STAM may act as a pivot model in conversions between different annotation formats, paradigms and vocabularies. It does not seek to replace existing projects but offers a common foundation in which other vocabularies may be expressed, allowing you to benefit from a common machinery.

We seek a fair degree of interoperability with W3C Web Annotations , linked open data in general, FoLiA, Text Encoding Initiative (TEI), CoNLL-U and Text Fabric. Various converters and mappings to this end have been implemented, such as a W3C Web Annotation exporter (specification), and a generic XML importer that effectively untangles an XML file with inline annotations/markup (like TEI) and splits it into plain text and pure stand-off annotations referencing that text.

{
  "@type": "AnnotationStore", "@id": "example",
  "resources": [ { "@type": "TextResource", "@id": "document.txt", "text": "Hallå världen" }],
  "annotationsets": [ { "@type": "AnnotationDataSet", "@id": "testset", 
  "keys": [ { "@type": "DataKey", "@id": "pos" }],
  "data": [ { "@type": "AnnotationData", "@id": "!D0", "key": "pos", "value": { "@type": "String", "value": "noun" } } ] } ],
  "annotations": [
    {
      "@type": "Annotation", "@id": "!A0",
      "target": {
        "@type": "TextSelector",
        "resource": "document.txt",
        "offset": { "@type": "Offset", "begin": { "@type": "BeginAlignedCursor", "value": 6 },
            "end": { "@type": "BeginAlignedCursor", "value": 13 } }
      },
      "data": [ { "@type": "AnnotationData", "@id": "!D0", "set": "testset" } ]
    }
  ]
}

$ stam query --query \
  'SELECT ANNOTATION ?a WHERE 
          DATA "testset" "pos" = "noun";' \
   example.stam.store.json

Type       Id  Text    TextSelection     testset/pos
Annotation !A0 världen document.txt#6-13 noun

Querying & Visualisation

Tools are also provided for querying and visualisation. A STAM Query Language (STAMQL) is available to that end. Visualisation works either in the browser (HTML) or in the terminal (ANSI text), and is also exposed via stam-python for use in for example Jupyter Notebooks.

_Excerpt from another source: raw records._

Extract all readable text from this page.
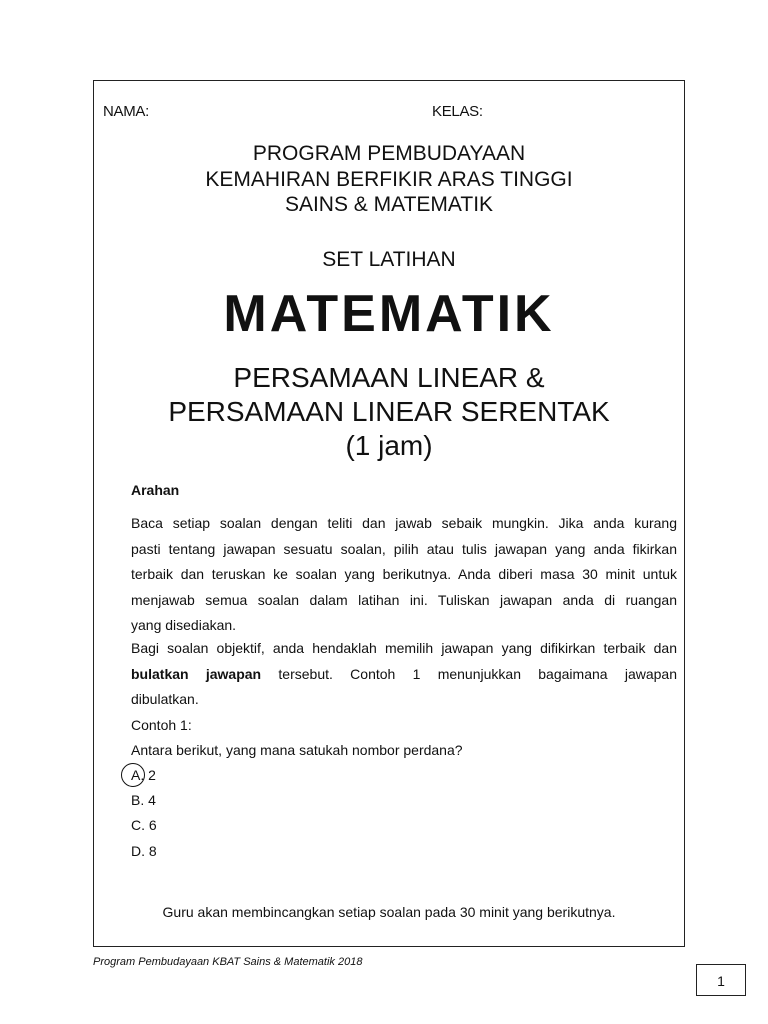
NAMA:	KELAS:
PROGRAM PEMBUDAYAAN
KEMAHIRAN BERFIKIR ARAS TINGGI
SAINS & MATEMATIK
SET LATIHAN
MATEMATIK
PERSAMAAN LINEAR &
PERSAMAAN LINEAR SERENTAK
(1 jam)
Arahan
Baca setiap soalan dengan teliti dan jawab sebaik mungkin. Jika anda kurang
pasti tentang jawapan sesuatu soalan, pilih atau tulis jawapan yang anda fikirkan
terbaik dan teruskan ke soalan yang berikutnya. Anda diberi masa 30 minit untuk
menjawab semua soalan dalam latihan ini. Tuliskan jawapan anda di ruangan
yang disediakan.
Bagi soalan objektif, anda hendaklah memilih jawapan yang difikirkan terbaik dan
bulatkan jawapan tersebut. Contoh 1 menunjukkan bagaimana jawapan
dibulatkan.
Contoh 1:
Antara berikut, yang mana satukah nombor perdana?
A. 2
B. 4
C. 6
D. 8
Guru akan membincangkan setiap soalan pada 30 minit yang berikutnya.
Program Pembudayaan KBAT Sains & Matematik 2018
1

$ stam view --query 'SELECT RESOURCE ?res' \
  --query '@KEYVALUETAG SELECT ANNOTATION ?a WHERE 
          RESOURCE ?res; 
          DATA "testset" "pos" = "noun";' \
   example.stam.store.json

visualisation of an annotation in the browser

visualisation of an annotation on the terminal

Computing with annotations

STAM, through its Rust and Python library and the command line tools, offers a lot of functionality for various computations on text and their annotations.

Conversion between character offsets in a relative frame (any text selection/annotation) and absolute frame (the full resource text), as well as conversion between UTF-8 byte offsets and unicode characters offers.
Computation of spatial relationships between text selections/annotations, e.g. embedding, overlap, adjacency, and retrieval of annotations bases on such relationships (also via STAMQL).
Common regular-expression based text search (also via STAMQL).
Automatic alignment of two or more similar texts (Smith-Waterman/Needleman-Wunsch) and automatic transposition of annotations from one text to another, following such an alignment.
Validation of the integrity of stand-off annotations. Do they still point to the right text?